RDPHA provides more accurate line centroid energies.

Corrections marginally affect broadband continuum.

RDPHA yields more physically consistent spectral features.

Abstract

When the EPIC-pn instrument on board XMM-Newton is operated in Timing mode, high count rates (>100 cts/s) of bright sources may affect the calibration of the energy scale, resulting in a modification of the real spectral shape. The corrections related to this effect are then strongly important in the study of the spectral properties. Tests of these calibrations are more suitable in sources which spectra are characterised by a large number of discrete features. Therefore, in this work, we carried out a spectral analysis of the accreting Neutron Star GX 13+1, which is a dipping source with several narrow absorption lines and a broad emission line in its spectrum. We tested two different correction approaches on an XMM-Newton EPIC-pn observation taken in Timing mode: the standard Rate Dependent CTI (RDCTI or epfast) and the new, Rate Dependent Pulse Height Amplitude (RDPHA) corrections. We found that, in general, the two corrections marginally affect the properties of the overall broadband continuum, while hints of differences in the broad emission line spectral shape are seen.
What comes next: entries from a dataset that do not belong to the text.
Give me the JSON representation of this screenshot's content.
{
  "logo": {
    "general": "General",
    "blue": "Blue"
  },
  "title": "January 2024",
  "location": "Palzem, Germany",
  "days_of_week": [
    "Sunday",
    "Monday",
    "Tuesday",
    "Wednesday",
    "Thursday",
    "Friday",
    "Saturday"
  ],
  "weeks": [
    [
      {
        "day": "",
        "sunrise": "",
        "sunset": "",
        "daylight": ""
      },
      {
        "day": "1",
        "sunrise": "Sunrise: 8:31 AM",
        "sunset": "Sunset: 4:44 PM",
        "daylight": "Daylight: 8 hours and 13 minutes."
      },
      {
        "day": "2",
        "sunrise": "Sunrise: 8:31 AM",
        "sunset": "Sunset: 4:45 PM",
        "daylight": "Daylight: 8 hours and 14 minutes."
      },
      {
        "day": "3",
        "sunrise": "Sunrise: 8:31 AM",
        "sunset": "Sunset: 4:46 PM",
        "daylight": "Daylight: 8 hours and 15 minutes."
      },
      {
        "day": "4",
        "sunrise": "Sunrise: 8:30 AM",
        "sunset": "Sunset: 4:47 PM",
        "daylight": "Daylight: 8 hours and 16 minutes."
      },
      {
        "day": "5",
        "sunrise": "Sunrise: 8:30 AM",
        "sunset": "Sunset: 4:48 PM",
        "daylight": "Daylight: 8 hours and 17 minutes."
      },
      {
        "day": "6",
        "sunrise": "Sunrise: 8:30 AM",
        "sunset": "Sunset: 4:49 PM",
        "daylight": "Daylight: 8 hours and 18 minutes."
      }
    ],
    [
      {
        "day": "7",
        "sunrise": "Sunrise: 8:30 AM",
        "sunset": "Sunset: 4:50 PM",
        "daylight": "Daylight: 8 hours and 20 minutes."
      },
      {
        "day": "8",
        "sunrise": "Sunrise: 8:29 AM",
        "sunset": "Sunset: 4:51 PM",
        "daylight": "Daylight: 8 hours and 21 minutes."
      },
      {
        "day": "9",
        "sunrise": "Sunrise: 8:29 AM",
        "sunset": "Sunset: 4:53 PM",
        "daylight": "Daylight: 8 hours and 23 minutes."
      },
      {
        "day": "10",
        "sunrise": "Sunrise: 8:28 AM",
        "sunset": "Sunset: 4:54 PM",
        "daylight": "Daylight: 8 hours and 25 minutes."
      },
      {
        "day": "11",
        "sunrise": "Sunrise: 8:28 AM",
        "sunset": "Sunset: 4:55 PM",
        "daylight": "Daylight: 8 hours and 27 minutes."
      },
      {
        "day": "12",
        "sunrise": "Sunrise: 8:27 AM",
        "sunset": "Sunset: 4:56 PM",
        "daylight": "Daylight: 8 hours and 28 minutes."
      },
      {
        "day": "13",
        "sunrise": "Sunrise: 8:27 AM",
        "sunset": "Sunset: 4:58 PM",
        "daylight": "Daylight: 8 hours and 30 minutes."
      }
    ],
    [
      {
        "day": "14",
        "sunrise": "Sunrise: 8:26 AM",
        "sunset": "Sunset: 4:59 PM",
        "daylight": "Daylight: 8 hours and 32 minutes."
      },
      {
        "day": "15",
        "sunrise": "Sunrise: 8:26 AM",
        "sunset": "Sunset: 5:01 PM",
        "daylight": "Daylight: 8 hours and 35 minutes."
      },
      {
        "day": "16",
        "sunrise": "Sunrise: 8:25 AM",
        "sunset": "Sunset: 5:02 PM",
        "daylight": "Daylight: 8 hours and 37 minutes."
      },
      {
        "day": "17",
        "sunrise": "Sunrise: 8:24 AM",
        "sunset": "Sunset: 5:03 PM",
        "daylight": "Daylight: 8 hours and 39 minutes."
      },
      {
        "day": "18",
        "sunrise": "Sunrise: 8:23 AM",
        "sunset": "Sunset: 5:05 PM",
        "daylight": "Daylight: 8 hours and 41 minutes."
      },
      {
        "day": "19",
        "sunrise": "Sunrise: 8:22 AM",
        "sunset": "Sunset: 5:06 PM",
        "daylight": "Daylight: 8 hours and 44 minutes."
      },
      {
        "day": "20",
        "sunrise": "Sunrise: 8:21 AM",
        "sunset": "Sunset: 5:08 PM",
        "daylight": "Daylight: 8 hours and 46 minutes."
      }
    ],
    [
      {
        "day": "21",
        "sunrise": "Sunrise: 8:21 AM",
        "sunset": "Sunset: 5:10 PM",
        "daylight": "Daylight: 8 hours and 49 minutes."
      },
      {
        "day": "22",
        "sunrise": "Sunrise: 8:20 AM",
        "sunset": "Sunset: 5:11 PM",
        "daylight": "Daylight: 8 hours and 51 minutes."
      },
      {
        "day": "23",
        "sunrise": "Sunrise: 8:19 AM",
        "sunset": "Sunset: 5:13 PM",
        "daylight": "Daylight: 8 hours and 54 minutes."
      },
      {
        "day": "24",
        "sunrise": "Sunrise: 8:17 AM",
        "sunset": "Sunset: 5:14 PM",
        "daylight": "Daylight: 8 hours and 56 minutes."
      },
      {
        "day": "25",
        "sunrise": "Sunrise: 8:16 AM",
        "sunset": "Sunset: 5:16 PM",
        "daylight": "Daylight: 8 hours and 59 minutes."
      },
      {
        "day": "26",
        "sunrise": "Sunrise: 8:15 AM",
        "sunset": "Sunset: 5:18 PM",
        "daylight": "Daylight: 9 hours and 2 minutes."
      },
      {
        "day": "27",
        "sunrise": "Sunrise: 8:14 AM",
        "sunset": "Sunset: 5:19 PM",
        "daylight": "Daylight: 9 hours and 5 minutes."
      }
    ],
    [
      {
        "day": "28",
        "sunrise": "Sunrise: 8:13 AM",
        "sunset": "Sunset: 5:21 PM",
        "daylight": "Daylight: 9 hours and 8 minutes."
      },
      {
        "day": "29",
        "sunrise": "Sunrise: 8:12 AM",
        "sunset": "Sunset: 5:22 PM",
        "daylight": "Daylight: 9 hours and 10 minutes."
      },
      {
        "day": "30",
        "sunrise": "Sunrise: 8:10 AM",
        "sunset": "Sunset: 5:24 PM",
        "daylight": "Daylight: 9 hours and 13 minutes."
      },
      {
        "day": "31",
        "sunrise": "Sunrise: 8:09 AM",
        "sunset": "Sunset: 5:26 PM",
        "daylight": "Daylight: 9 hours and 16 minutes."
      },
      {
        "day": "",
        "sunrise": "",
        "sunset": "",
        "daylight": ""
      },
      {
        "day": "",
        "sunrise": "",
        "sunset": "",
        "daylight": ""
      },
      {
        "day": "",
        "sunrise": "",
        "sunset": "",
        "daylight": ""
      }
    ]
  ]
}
On the other hand, they are dramatically important for the centroid energy of the absorption lines. In particular, the RDPHA corrections provide a better estimate of the spectral properties of these features than the RDCTI corrections. Indeed the discrete features observed in the data, applying the former method, are physically more consistent with those already found in other Chandra and XMM-Newton observations of GX 13+1.